Он почти сладострастно посмотрел на плетку, а потом на жену.
— Но мне тоже тогда казалось, что тебе лучше оставаться в Кливе, пока я не решу все для себя. Я надеялся, что, когда будет взят замок Ворбрика и Генрих поймет, какое там творилось зло, он хоть немного смягчит свой гнев. Но все оказалось не так. Он решил, что в нашей стране будет торжествовать только справедливость.
— Признаюсь, что меня не волновало то, что был убит Ворбрик. Я очень боялась, что ты меня бросишь за то, что я ударила тебя.
Лицо Тайрона сразу стало серьезным.
— Я никогда не оставлю тебя, Имоджин. Он произнес это весьма строго, но она была рада услышать такие слова.
— Спасибо за то, что ты постарался расхлебать заваренную мною кашу.
— Я не мог поступить иначе. Ведь ты моя жена.
Он продолжал говорить с ней довольно сухо.
Имоджин была готова расплакаться. Неужели это все, что он испытывал к пей? Просто обычная заботливость?! Неужели навсегда угасли те чувства, которые так сблизили их в пещере? Те напряженные часы страха и опасности стали самыми прекрасными мгновениями всей ее жизни! Она посмотрела на плеть. Рели это поможет ей вернуть расположение Тайрона, то она сама подаст ему ее, стоя на коленях.

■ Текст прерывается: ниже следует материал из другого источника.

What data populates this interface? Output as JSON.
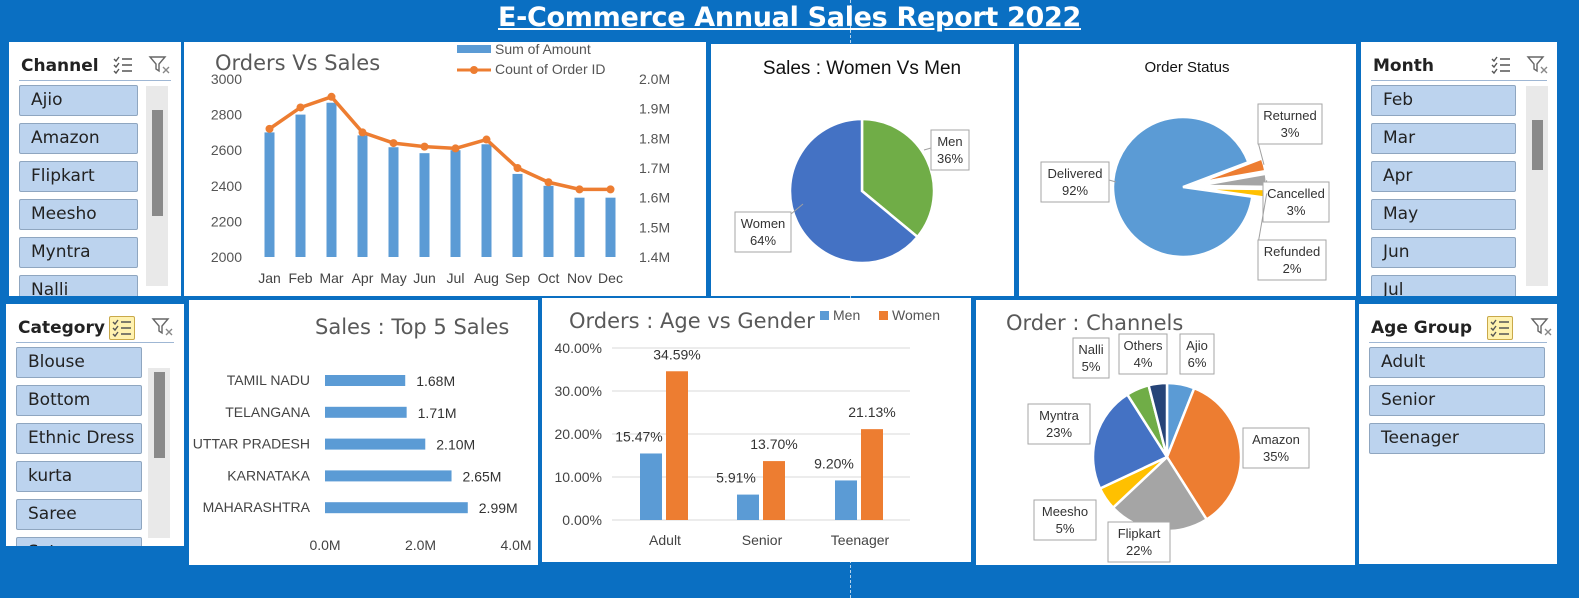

— Но ведь ты спаслась от серьезных обвинений с помощью ума и сметливости! — Фицроджер вдруг застонал. — Господи, у меня сердце ушло в пятки, когда ты обернула слова Генриха против него самого.
— Это было опасно? Мне так не показалось. Но я больше ничего не смогла придумать. Я так боялась.
— Имоджин, неужели ты не поняла, что я никогда не допущу, чтобы ты страдала по-настоящему?
Ей показалось, что Тайрон был обижен.
— Конечно, я это знала, но боялась именно этого, — уверяла она мужа. Фицроджер возмутился:
— Святой Боже, Рыжик! Ты что, ничего не понимаешь? Ты не должна меня опекать! Это я должен заботиться о тебе!
У Имоджин потеплело на сердце, когда он произнес ее любимое прозвище — Рыжик!
— Фицроджер, я ничего не могу поделать. Я тебя люблю!
Он внезапно замолчал, как будто она опять стукнула его по голове камнем.
— Скажи-ка мне кое-что, — мягко попросила его Имоджин.
Он посмотрел на нее, но по его взгляду было невозможно вообще что-либо определить.